Twinfilin is a potent uncapper of actin capping protein and modulates actomyosin contractility in the C. elegans spermatheca

The actin cytoskeleton is dynamically remodelled by conserved regulators to control cellular and tissue mechanics. While the functions of these proteins are well studied, how they drive tissue-specific contractility remains unclear. Twinfilin, an actin uncapper and depolymerase, has not previously been linked to tissue contractility. Here, we show that the sole twinfilin ortholog in C. elegans , TWF-2, regulates actomyosin contractility in the spermatheca. TWF-2 localizes to the spermathecal cortex via interactions with α-spectrin (SPC-1) and β-spectrin (UNC-70). In vitro , TWF-2 promotes barbed-end depolymerization and rapidly removes CAP-1 from actin filaments.
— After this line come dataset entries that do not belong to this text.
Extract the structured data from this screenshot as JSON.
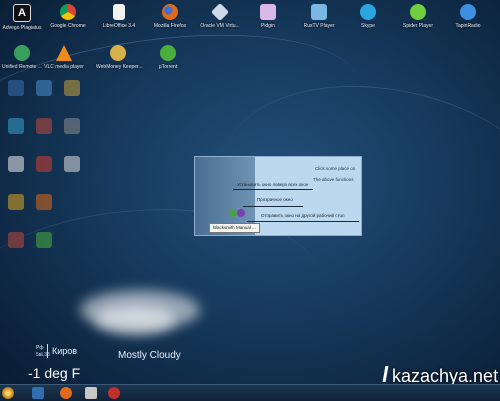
{
  "desktop": {
    "top_row": [
      {
        "label": "Advego Plagiatus",
        "icon": "advego-icon",
        "color": "#ffffff",
        "glyph": "A"
      },
      {
        "label": "Google Chrome",
        "icon": "chrome-icon",
        "color": "#e8c53a"
      },
      {
        "label": "LibreOffice 3.4",
        "icon": "libreoffice-icon",
        "color": "#f2f2f2"
      },
      {
        "label": "Mozilla Firefox",
        "icon": "firefox-icon",
        "color": "#e06a1b"
      },
      {
        "label": "Oracle VM Virtu...",
        "icon": "virtualbox-icon",
        "color": "#cfd8e6"
      },
      {
        "label": "Pidgin",
        "icon": "pidgin-icon",
        "color": "#d9b8e8"
      },
      {
        "label": "RusTV Player",
        "icon": "rustv-icon",
        "color": "#7ab7e6"
      },
      {
        "label": "Skype",
        "icon": "skype-icon",
        "color": "#2aa6e3"
      },
      {
        "label": "Spider Player",
        "icon": "spider-player-icon",
        "color": "#6fcf3f"
      },
      {
        "label": "TapinRadio",
        "icon": "tapinradio-icon",
        "color": "#3d8fe0"
      }
    ],
    "second_row": [
      {
        "label": "Unified Remote ...",
        "icon": "unified-remote-icon",
        "color": "#3a9e5c"
      },
      {
        "label": "VLC media player",
        "icon": "vlc-icon",
        "color": "#f08a1c"
      },
      {
        "label": "WebMoney Keeper...",
        "icon": "webmoney-icon",
        "color": "#d8b04a"
      },
      {
        "label": "µTorrent",
        "icon": "utorrent-icon",
        "color": "#4cae3c"
      }
    ]
  },
  "popup": {
    "line_top_1": "Click some place on",
    "line_top_2": "The above functions",
    "item_1": "Установить окно поверх всех окон",
    "item_2": "Прозрачное окно",
    "item_3": "Отправить окно на другой рабочий стол",
    "tooltip": "Blacksmith Manual ..."
  },
  "weather": {
    "day": "Рф",
    "date": "5вL38",
    "city": "Киров",
    "condition": "Mostly Cloudy",
    "temperature": "-1 deg F"
  },
  "watermark": {
    "text": "kazachya.net"
  },
  "taskbar": {
    "start_icon": "start-orb-icon"
  }
}
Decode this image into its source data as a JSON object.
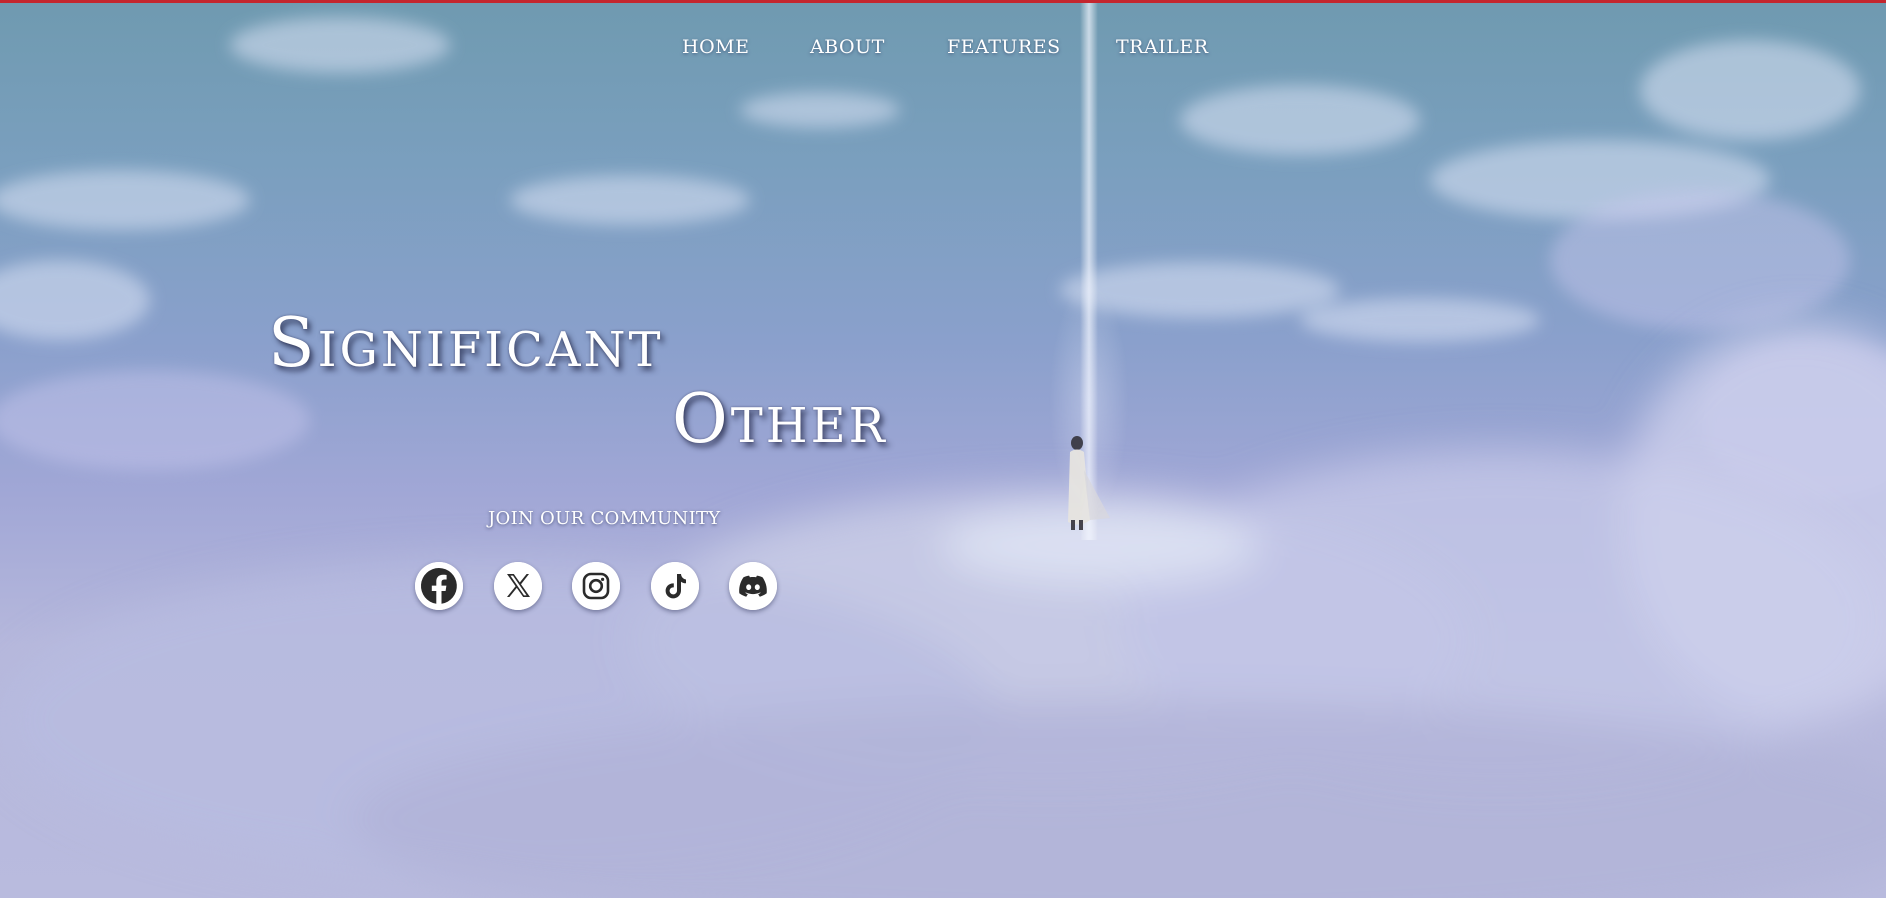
{
  "nav": {
    "items": [
      {
        "label": "HOME"
      },
      {
        "label": "ABOUT"
      },
      {
        "label": "FEATURES"
      },
      {
        "label": "TRAILER"
      }
    ]
  },
  "hero": {
    "title_line1": "Significant",
    "title_line2": "Other",
    "community_label": "JOIN OUR COMMUNITY",
    "socials": [
      {
        "icon": "facebook-icon"
      },
      {
        "icon": "x-twitter-icon"
      },
      {
        "icon": "instagram-icon"
      },
      {
        "icon": "tiktok-icon"
      },
      {
        "icon": "discord-icon"
      }
    ]
  },
  "colors": {
    "top_bar": "#c4262e",
    "sky_top": "#6f9ab0",
    "sky_mid": "#8aa0cc",
    "clouds": "#b9bbde",
    "text": "#ffffff",
    "icon_fill": "#2b2b2b"
  }
}
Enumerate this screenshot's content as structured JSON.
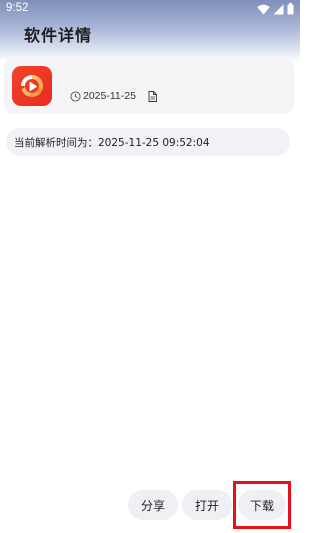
{
  "status_bar": {
    "time": "9:52"
  },
  "header": {
    "title": "软件详情"
  },
  "app": {
    "icon_name": "video-play-app-icon",
    "date": "2025-11-25"
  },
  "parse_info": {
    "text": "当前解析时间为：2025-11-25 09:52:04"
  },
  "actions": {
    "share": "分享",
    "open": "打开",
    "download": "下载"
  },
  "colors": {
    "accent_red": "#e8101a",
    "icon_red": "#f2452b",
    "icon_orange": "#ff8a1e"
  }
}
In vivo , embryonic lethality caused by CAP-1 depletion is partially rescued by simultaneous loss of TWF-2. Similarly, loss of the contractility regulator SPV-1 leads to elevated F-actin and phosphorylated myosin, causing hypercontractility. Notably, removing TWF-2 suppresses this hypercontractility by reducing F-actin levels— without affecting myosin or its phosphorylation—highlighting a specific role in F-actin regulation. Together, these findings show that TWF-2 modulates actin dynamics in a tissue-specific manner. This work provides the first in vivo evidence that twinfilin regulates contractility, and reveals how its interactions with capping protein and spectrins help maintain balanced actomyosin levels in the spermatheca.